Biz bu gidişatın milletimizi çatışma ortamına çekeceğini
söylerken onlar demokrasi getireceğini savunuyorlardı. Biz
kimlikleri kaşımanın birliği bozacağını söylerken onlar 36 kimliğin
varlığından ısrarla bahsediyorlardı
Biz Kandil'e hareket yapmadan PKK'yı bitiremezsiniz derken
onlar Barzani'ye ağabey diyor. Keşke bu olaylar yaşanmadan
bu yolun yanlış olduğu anlaşılsaydı. Keşke gözyaşları akmasaydı.
Bugün kimse ucuz bir özürle bunca kayıpların vebalinden
kurtulamaz"
HÜKÜMET KANDİL'İN BİR ÜS OLMASINI
ENGELLEYEMEDİ
Kandil'e yıllardır kapsamlı bir kara harekatı
yapılmadığını belirten Bahçeli, "Yıllardır üçlü mekanizma oyunuyla
bu süreci geçiştiren hükümet Kandil Dağı'nın bir üs olarak
kullanılmasını engelleyememiştir" dedi ve sözlerini şöyle
sürdürdü:
"Bu bölgeye kapsamlı kara harekatı yapılamamıştır. ABD
Türkiye'yi Irak'ta uzak tutan bütün stratejileri izlemiştir.
Yapılacak iş basittir. Türkiye başka ülkelerin icazetine
bırakarak bu sorunu çözemez. 3'lü mekanizma ve istihbarat paylaşımı
denilen oyunlarla bu şekilde sürdürülemez. Öncelikle
diplomatik ilişkiler düşürülmeli ve ekonomik baskı uygulanmalıdır.

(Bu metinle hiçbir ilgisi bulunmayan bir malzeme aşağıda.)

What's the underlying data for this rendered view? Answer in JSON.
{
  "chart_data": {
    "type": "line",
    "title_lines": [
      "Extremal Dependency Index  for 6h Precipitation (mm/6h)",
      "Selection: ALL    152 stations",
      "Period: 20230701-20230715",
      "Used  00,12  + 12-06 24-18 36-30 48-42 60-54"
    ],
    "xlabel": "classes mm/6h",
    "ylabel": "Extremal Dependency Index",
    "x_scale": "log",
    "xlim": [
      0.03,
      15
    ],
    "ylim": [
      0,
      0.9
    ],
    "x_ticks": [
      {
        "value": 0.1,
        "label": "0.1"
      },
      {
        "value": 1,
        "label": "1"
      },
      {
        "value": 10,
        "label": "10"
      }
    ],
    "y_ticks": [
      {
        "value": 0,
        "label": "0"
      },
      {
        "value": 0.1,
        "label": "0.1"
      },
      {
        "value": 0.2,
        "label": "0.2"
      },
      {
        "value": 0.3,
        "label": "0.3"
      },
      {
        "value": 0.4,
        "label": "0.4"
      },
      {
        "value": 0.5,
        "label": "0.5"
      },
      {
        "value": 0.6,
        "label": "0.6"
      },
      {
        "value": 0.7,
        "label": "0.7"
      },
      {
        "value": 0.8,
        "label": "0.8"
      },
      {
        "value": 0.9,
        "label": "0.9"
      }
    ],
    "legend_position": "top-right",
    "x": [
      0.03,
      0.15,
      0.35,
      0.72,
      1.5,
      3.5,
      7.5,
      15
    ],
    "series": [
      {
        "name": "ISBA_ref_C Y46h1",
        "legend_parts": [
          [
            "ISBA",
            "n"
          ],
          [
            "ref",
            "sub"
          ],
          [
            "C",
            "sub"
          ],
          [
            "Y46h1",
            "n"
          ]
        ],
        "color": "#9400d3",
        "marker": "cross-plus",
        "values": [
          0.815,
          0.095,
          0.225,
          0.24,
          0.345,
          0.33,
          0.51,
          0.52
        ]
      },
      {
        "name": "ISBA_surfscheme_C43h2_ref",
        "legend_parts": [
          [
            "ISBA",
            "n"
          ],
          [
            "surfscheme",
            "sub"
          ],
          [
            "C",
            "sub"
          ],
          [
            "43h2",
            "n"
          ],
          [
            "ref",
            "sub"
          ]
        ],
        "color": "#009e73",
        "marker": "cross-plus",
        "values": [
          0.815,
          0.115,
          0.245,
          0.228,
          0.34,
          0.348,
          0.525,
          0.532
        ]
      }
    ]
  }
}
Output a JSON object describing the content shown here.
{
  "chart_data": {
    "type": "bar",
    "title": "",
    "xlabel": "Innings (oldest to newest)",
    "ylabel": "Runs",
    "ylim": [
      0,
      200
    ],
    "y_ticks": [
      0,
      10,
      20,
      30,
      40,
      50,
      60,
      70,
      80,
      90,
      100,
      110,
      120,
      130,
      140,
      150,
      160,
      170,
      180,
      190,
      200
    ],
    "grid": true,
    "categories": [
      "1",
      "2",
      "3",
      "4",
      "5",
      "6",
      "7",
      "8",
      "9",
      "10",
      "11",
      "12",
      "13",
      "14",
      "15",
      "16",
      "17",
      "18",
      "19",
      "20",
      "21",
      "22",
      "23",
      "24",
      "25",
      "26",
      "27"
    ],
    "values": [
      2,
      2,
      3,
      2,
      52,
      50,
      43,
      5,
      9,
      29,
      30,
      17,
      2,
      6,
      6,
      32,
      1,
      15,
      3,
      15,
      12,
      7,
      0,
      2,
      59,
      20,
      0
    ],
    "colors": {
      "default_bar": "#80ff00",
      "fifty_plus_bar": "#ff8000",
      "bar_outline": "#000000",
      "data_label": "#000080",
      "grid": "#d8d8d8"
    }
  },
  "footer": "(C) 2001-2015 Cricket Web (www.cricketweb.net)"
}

Yaptırım şiddetinin artacağa bildirilmeli gerekirse askeri müdahale
yapılmalıdır
Kim dost kim düşman belli değil diyerek mi terörü bitireceklerdir. Başbakan'ın başlattığı yeni arayış manidardır. Aşiret resini aklamaya çalışıyor. Son haftadaki sözlerde bizim askerle yapamadığımızı Peşmerge'deyle yapılacağını beklemenin yanlış olacağı açıklamaları unutulmamalı."